The dome was separate from the main curve of the station—a self-contained, light-flooded globe of zero-g-manufactured viruflex. Li’s feet clattered on a narrow catwalk between stacked, dripping algae flats. High overhead, bright heating panels blazed on the station’s underbelly. Below her, clearly visible between the catwalk’s gridplate, curved a finger’s width of clear viruglass… and beyond that only bright, blinding sunlight.

She looked back and saw her pursuers charging through the open pressure door behind her. Okay. Next dome. And she’d have to be quicker this time. She sprinted across the slick decking, skidding on a wet patch, wrenching herself upright, pushing her ligaments and tendons to near rupture. Another corridor, ribbed with heavy struts, armored with virusteel. At the end, like the lights of an oncoming train, more sunlight.

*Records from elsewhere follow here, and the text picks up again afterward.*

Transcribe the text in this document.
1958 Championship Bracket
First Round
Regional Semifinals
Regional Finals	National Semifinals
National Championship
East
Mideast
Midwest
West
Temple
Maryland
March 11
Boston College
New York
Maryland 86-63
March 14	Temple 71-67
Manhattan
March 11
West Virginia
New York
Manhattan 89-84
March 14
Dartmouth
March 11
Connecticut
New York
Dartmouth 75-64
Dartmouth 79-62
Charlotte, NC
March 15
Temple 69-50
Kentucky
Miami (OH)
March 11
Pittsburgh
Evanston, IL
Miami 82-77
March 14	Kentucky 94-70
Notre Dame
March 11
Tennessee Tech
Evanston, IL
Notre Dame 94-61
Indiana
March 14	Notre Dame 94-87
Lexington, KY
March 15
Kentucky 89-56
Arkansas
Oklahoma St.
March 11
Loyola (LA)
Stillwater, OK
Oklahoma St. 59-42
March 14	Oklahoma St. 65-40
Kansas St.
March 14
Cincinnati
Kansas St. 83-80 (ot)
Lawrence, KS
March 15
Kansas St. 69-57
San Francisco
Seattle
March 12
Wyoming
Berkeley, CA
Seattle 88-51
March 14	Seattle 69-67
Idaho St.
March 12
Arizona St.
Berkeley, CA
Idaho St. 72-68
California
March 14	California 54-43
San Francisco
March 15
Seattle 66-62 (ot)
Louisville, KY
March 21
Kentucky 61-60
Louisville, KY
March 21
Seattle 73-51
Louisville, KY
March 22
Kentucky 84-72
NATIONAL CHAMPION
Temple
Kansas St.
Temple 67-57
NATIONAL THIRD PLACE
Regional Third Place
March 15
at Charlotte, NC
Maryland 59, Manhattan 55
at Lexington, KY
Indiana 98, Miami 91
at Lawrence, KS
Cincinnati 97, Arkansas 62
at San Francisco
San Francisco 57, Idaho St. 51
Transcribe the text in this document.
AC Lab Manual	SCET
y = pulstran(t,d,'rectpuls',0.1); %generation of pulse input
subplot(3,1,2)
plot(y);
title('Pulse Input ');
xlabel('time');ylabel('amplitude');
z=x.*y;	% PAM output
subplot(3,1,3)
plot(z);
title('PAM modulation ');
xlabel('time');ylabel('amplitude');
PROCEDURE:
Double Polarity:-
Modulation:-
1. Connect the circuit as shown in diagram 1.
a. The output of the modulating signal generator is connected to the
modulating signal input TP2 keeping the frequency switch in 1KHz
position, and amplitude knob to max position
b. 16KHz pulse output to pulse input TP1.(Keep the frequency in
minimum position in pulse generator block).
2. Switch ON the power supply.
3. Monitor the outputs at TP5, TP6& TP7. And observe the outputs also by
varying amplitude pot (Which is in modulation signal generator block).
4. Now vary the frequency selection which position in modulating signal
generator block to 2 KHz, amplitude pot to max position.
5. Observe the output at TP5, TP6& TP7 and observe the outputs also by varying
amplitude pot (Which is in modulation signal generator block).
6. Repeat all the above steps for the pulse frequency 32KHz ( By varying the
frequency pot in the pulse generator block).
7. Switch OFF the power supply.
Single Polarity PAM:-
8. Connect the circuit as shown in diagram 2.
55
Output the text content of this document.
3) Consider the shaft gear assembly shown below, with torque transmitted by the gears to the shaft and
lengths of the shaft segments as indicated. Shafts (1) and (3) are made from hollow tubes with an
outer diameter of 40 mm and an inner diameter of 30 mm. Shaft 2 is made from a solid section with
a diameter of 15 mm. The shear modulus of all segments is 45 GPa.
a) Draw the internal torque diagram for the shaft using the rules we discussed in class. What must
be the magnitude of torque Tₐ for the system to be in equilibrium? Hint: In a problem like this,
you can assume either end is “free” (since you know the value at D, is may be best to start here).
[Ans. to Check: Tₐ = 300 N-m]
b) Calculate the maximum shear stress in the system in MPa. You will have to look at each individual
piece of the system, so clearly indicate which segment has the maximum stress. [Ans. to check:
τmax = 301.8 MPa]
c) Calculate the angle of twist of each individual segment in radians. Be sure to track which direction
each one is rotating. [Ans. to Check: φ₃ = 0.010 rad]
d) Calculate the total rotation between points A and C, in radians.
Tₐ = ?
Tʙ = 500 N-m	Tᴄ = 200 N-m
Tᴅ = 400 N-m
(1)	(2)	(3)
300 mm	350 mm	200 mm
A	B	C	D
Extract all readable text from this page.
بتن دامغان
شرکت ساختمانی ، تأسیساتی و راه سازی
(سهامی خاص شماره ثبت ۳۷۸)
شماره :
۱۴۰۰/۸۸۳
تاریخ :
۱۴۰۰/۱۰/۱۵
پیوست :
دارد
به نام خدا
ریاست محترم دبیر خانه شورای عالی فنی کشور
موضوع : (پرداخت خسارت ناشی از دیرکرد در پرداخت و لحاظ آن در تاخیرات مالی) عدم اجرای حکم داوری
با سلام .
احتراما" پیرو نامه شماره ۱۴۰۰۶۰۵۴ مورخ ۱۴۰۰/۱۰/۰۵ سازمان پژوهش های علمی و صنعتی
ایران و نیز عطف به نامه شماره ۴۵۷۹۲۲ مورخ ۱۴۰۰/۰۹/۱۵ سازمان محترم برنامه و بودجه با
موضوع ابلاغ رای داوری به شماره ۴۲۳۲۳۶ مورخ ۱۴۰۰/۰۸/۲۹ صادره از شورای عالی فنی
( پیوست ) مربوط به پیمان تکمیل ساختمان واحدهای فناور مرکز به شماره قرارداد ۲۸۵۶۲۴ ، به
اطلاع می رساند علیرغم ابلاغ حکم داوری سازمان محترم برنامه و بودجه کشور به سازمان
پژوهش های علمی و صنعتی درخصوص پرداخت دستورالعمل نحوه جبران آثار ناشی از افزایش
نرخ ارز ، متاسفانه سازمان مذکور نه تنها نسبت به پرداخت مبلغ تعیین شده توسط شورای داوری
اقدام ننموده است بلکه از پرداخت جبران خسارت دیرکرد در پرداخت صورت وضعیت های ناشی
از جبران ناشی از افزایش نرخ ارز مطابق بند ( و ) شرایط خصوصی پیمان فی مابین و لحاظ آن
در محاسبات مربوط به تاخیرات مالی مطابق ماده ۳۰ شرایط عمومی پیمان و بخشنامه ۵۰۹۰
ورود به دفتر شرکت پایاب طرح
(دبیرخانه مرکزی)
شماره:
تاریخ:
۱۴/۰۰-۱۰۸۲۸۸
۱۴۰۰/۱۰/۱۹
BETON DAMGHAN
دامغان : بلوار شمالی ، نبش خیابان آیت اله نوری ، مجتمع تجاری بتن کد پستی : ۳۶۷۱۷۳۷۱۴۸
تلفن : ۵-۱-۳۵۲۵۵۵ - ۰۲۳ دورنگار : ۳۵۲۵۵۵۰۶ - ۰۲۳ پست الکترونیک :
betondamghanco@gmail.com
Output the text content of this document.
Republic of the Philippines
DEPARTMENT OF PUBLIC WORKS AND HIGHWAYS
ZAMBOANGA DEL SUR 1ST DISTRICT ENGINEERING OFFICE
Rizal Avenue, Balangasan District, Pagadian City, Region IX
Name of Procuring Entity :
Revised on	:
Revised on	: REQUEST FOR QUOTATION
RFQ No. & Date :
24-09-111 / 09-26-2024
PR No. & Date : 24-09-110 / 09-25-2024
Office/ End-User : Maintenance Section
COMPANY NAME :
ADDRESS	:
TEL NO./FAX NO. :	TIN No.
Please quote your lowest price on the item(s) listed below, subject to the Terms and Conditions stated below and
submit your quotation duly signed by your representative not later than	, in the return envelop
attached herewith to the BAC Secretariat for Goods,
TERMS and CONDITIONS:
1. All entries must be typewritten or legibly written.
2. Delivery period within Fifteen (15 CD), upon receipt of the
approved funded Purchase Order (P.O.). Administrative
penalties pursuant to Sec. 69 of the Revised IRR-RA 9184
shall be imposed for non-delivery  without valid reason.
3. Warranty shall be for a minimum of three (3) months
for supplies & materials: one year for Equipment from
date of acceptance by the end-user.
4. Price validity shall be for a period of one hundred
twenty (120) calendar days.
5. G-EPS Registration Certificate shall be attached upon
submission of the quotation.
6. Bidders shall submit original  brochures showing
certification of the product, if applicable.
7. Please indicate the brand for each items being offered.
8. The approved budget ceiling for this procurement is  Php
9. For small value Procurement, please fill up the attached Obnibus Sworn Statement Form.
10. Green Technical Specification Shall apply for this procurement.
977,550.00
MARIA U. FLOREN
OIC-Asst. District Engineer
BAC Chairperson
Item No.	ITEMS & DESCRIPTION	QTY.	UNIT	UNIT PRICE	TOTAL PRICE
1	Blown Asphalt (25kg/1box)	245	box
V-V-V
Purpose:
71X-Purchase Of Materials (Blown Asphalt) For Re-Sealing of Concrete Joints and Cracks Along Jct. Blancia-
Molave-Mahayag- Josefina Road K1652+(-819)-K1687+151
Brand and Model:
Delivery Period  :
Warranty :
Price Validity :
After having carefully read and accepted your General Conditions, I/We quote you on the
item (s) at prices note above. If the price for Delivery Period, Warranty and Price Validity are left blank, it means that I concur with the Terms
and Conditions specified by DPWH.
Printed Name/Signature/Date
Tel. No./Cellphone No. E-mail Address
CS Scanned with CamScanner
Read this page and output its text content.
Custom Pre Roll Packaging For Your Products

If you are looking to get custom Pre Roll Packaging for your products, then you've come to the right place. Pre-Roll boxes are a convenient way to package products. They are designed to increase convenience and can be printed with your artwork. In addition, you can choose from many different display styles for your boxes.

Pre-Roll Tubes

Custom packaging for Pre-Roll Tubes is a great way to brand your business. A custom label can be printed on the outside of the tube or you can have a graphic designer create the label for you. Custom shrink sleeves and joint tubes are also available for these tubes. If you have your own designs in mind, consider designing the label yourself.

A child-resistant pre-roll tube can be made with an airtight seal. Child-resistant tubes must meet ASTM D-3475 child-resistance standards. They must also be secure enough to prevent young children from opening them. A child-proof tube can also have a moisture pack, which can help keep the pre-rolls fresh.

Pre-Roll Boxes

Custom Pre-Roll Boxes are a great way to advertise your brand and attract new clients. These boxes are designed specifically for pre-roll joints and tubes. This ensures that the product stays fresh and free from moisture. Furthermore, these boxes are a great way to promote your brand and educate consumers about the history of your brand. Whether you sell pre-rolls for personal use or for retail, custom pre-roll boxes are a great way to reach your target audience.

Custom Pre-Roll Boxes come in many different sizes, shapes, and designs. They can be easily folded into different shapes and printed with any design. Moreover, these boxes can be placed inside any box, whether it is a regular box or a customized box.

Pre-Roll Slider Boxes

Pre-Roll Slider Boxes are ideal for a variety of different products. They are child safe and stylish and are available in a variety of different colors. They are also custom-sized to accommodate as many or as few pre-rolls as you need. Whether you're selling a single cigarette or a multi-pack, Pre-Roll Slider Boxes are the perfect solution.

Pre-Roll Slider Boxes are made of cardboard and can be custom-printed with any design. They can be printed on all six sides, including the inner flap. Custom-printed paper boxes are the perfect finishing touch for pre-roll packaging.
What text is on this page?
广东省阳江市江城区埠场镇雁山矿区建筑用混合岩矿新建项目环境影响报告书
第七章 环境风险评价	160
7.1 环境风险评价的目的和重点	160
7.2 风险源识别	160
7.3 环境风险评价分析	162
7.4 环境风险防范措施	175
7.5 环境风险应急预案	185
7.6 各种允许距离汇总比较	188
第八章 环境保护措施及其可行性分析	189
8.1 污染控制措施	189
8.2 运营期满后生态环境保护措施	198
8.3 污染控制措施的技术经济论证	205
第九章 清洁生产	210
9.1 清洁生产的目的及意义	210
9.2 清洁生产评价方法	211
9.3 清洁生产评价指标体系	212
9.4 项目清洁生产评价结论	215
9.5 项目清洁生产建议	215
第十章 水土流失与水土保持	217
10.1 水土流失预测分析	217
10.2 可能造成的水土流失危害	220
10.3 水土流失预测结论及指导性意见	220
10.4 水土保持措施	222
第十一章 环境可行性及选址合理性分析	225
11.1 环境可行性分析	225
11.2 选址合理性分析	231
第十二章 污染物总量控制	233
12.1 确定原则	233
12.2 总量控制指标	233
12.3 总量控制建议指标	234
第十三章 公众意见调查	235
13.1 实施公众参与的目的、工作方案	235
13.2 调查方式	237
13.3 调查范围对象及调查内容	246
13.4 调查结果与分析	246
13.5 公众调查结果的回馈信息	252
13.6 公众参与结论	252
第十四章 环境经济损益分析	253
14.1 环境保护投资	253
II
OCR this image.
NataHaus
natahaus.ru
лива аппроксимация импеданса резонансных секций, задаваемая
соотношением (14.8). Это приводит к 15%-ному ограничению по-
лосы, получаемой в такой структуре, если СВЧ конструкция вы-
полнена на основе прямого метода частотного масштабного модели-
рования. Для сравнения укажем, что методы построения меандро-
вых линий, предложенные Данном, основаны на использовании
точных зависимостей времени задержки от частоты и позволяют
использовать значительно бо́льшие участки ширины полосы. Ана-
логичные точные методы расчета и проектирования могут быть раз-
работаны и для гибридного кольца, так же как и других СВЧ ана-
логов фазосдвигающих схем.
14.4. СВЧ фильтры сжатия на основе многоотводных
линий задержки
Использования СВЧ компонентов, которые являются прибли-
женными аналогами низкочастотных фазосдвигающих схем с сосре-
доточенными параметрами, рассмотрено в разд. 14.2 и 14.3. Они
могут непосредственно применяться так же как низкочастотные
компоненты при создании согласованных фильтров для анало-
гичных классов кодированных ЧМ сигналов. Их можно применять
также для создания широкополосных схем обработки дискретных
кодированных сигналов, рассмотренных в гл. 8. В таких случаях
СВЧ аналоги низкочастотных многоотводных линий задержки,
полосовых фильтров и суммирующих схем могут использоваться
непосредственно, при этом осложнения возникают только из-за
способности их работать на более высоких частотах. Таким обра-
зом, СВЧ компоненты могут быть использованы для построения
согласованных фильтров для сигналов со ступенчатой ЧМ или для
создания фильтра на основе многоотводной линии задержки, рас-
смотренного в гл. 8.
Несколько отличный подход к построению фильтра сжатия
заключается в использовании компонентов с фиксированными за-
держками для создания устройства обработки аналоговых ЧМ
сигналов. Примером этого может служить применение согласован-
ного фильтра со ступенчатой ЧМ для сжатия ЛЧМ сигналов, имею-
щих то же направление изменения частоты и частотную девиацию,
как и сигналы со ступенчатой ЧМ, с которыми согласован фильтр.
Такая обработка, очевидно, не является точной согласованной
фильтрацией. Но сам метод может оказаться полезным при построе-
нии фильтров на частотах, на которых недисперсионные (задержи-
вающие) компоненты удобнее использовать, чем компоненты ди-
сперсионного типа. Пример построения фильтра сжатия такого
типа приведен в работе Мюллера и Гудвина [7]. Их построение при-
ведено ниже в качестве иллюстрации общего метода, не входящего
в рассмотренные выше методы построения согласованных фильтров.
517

She raced into the second dome, whirled to face her pursuers, leveled the Beretta at them. They skidded to a stop and threw themselves into the inadequate shelter of the corridor’s pressure struts. “What the hell are you doing?” one of them shouted.

She jerked the gun at him. “I’d stay there if I were you.”

He looked at her, and she knew he was thinking about whether she would shoot or not, whether he could talk her down or not. She saw his eyes flick toward her shoulder, note the blood on her sleeve, the partly repaired rent in her suit. She watched him consider what it meant to go into hard vac in an emergency pressure suit, even one that wasn’t compromised. She saw him think about suicide attacks. That thought, and the single heartbeat of indecision that accompanied it, gave her the time she needed. She stepped to the catwalk railing and let herself fall backwards over it like a diver flipping off the side of a landing boat.

She’d planned to catch herself and hang from the walkway just long enough to get the first few critical shots off before she fell. But she’d forgotten about her shoulder. Her hand came up a fraction of a second too late. She felt the rail slip between her weakened fingers, just too far away to grab hold of.

This would be the time to pop that emergency chute, she thought, and remembered an idiotic joke from jump school about a malfunctioning parachute. She aimed the Beretta between her feet and squeezed off two shots. As the shots hit the dome, the containment plates slammed down at both ends of the catwalk, locking the guards out. A spider’s web of fractures raced across the dome, but it held. Then the curve of cold, hard viruflex was rushing up at her and it was time to think about not getting her legs broken.

She landed hard, but she kept her knees together, thank God. She even managed to hang on to the Beretta through her tuck and roll. As she hit the dome, she felt a ripple run through the viruflex like an earthquake. She caught her breath, twisted onto her stomach. For a fraction of a second, she lay there belly to space, blinking at the blazing infinity of stars reflected in the shattered viruflex. Then the dome blew and launched her into a blinding, glittering glass storm.

She couldn’t orient herself in the spinning chaos of algae, metal, viruflex shards, so she let herself drift. She’d played her whole hand, maybe her last hand. Now it was up to Cohen to pull it out of the hole. If he could. If he was willing to risk it.

‹Suit breach,› her oracle told her. ‹Reestablish outside pressure in seventy seconds maximum.›

She counted to seventy, but no ship showed up to rescue her. According to her scans, she and her debris field were the only things moving this side of the vast station.

She opened her eyes. The glittering storm still whirled around her, but it had dispersed enough for her to see open space beyond it. Stars wheeled across the far horizon. The station rose and set in her visor as if it were orbiting her. She watched its gossamer wings flash in the perfect, blinding light of the void and thought about the life she’d lived.

Then a door opened, blinding white in the black star field, and a silver line rippled out like the hand of God and caught her.